While the show is demanding, he gets off a little easier than most. “My character dances a little, but not as much as 90 percent of the cast, who are at full force on the dance floor. But the physical demands are definitely real, so it’s all about making sure you’re having good self-care practices and getting into a good routine.”

A classic triple threat – he can sing, dance and act – Fernando is studying for a Bachelor of Music degree from the Victorian College of the Arts. After appearing in wild river, aired on ABC TV last year, he received a call about auditioning & Juliathanks to the same casting agent used for the stage show.

With his heart set on a career in the performing arts, he started Googling as a teenager. He had no contacts and no idea how to break into such a competitive industry. “My parents had English as a second language, we weren’t really in that world,” he says.

Online, he found the aptly named organization Starbound, which runs intensive summer camps for people who want to work in musical theater. He completed the course several times, honing his dancing and singing skills.

His parents emigrated to Melbourne from Sri Lanka, before that they lived in Dubai, where his sister was born. Encouraged to play music from an early age, he plays several instruments including violin, saxophone and piano. In secondary school he appeared in several productions including Stephen Sondheim’s In the forest And The Addams familyin which he played the love interest of Wednesday Addams.


After high school he studied music and teaching at Monash University. His mother’s work in early childhood education had inspired him to try his hand at teaching.

One of the criticisms of musical theater in this country is its traditional lack of variety. Fernando argues & Julia breaks this shape. “We are different in age, experience, culture and background and also gender [we’re in] a killer amazing show. It’s definitely changing and I’m really excited to be a part of the change.”

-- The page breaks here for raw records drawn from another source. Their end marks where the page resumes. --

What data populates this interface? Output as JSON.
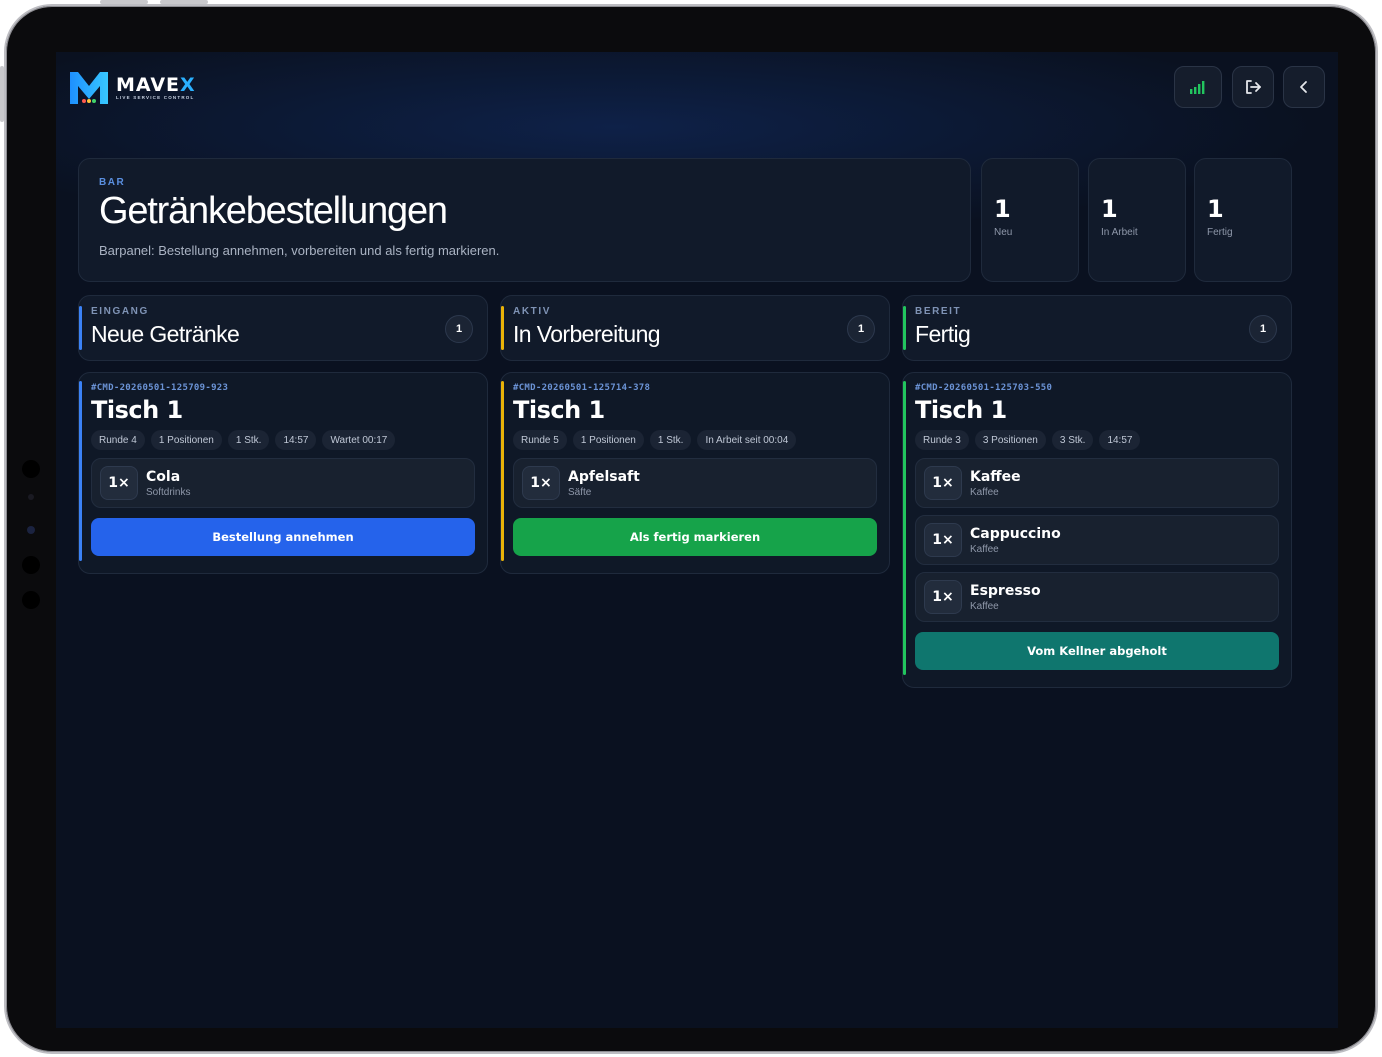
{
  "brand": {
    "name": "MAVE",
    "name_accent": "X",
    "tagline": "LIVE SERVICE CONTROL"
  },
  "header": {
    "icons": [
      "signal-icon",
      "logout-icon",
      "chevron-left-icon"
    ]
  },
  "hero": {
    "eyebrow": "BAR",
    "title": "Getränkebestellungen",
    "subtitle": "Barpanel: Bestellung annehmen, vorbereiten und als fertig markieren."
  },
  "stats": [
    {
      "value": "1",
      "label": "Neu"
    },
    {
      "value": "1",
      "label": "In Arbeit"
    },
    {
      "value": "1",
      "label": "Fertig"
    }
  ],
  "columns": [
    {
      "eyebrow": "EINGANG",
      "title": "Neue Getränke",
      "count": "1",
      "accent": "#3b82f6",
      "order": {
        "id": "#CMD-20260501-125709-923",
        "table": "Tisch 1",
        "chips": [
          "Runde 4",
          "1 Positionen",
          "1 Stk.",
          "14:57",
          "Wartet 00:17"
        ],
        "items": [
          {
            "qty": "1×",
            "name": "Cola",
            "category": "Softdrinks"
          }
        ],
        "action_label": "Bestellung annehmen",
        "action_color": "#2563eb"
      }
    },
    {
      "eyebrow": "AKTIV",
      "title": "In Vorbereitung",
      "count": "1",
      "accent": "#eab308",
      "order": {
        "id": "#CMD-20260501-125714-378",
        "table": "Tisch 1",
        "chips": [
          "Runde 5",
          "1 Positionen",
          "1 Stk.",
          "In Arbeit seit 00:04"
        ],
        "items": [
          {
            "qty": "1×",
            "name": "Apfelsaft",
            "category": "Säfte"
          }
        ],
        "action_label": "Als fertig markieren",
        "action_color": "#16a34a"
      }
    },
    {
      "eyebrow": "BEREIT",
      "title": "Fertig",
      "count": "1",
      "accent": "#22c55e",
      "order": {
        "id": "#CMD-20260501-125703-550",
        "table": "Tisch 1",
        "chips": [
          "Runde 3",
          "3 Positionen",
          "3 Stk.",
          "14:57"
        ],
        "items": [
          {
            "qty": "1×",
            "name": "Kaffee",
            "category": "Kaffee"
          },
          {
            "qty": "1×",
            "name": "Cappuccino",
            "category": "Kaffee"
          },
          {
            "qty": "1×",
            "name": "Espresso",
            "category": "Kaffee"
          }
        ],
        "action_label": "Vom Kellner abgeholt",
        "action_color": "#0f766e"
      }
    }
  ]
}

He already feels the show is making an impact and loves the idea of ​​”little kids out there, [like] I see Nikki Webster”.

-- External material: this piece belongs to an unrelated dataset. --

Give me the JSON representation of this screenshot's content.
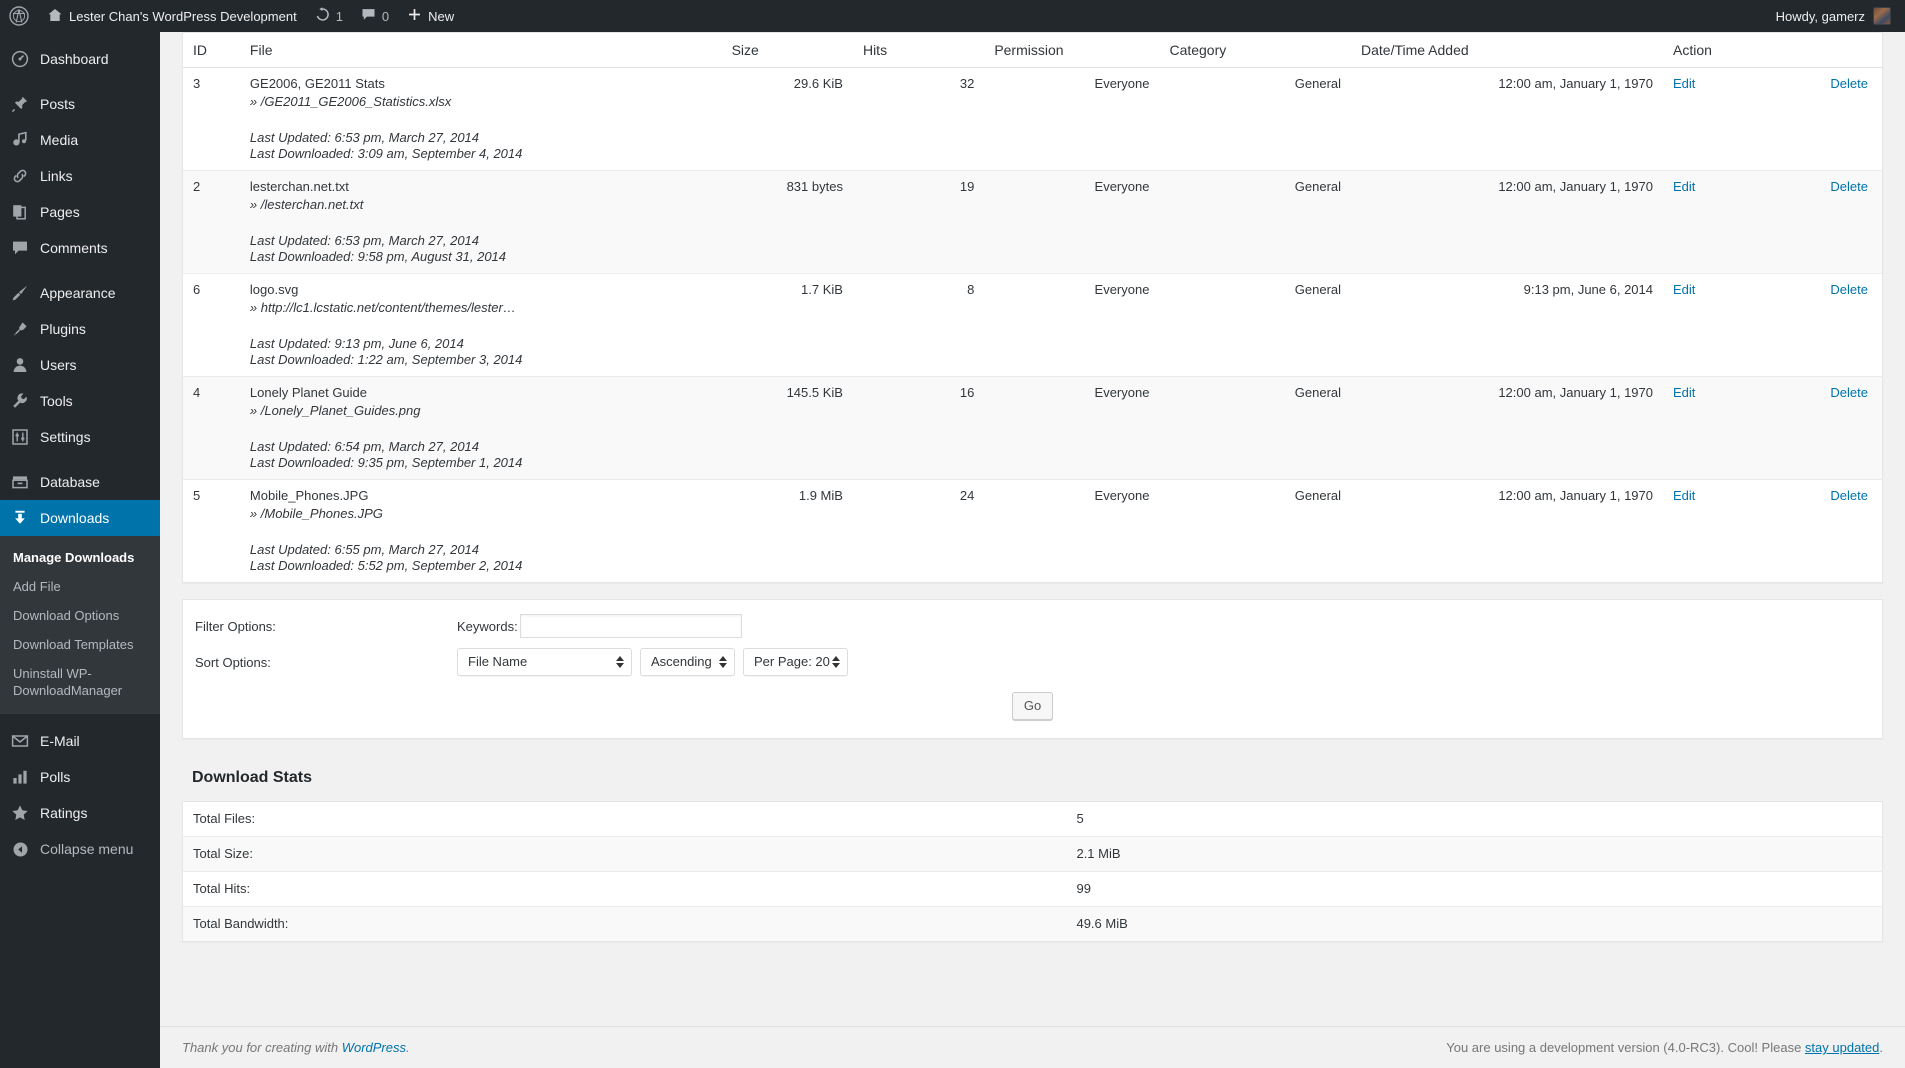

As opening night approaches, Fernando is excited and slightly intimidated. “Definitely there’s a lot of nerves, but I try not to give that any headspace, or at any point,” he says. “The whole team and cast are absolutely so supportive, I really feel cared for and held and safe, there’s no worries.”

“My whole family was amazing – I can’t wait for them to see this massive spectacle of a show. Of course I’m doing this for myself, but I’m also doing it for her. They’re super, super supportive, it took them a while to get used to the scale of the show,” he says. “I saved them for opening night, they’ll come and probably scream and lose their minds.”

& Julia is at the Regent Theater from March 9th.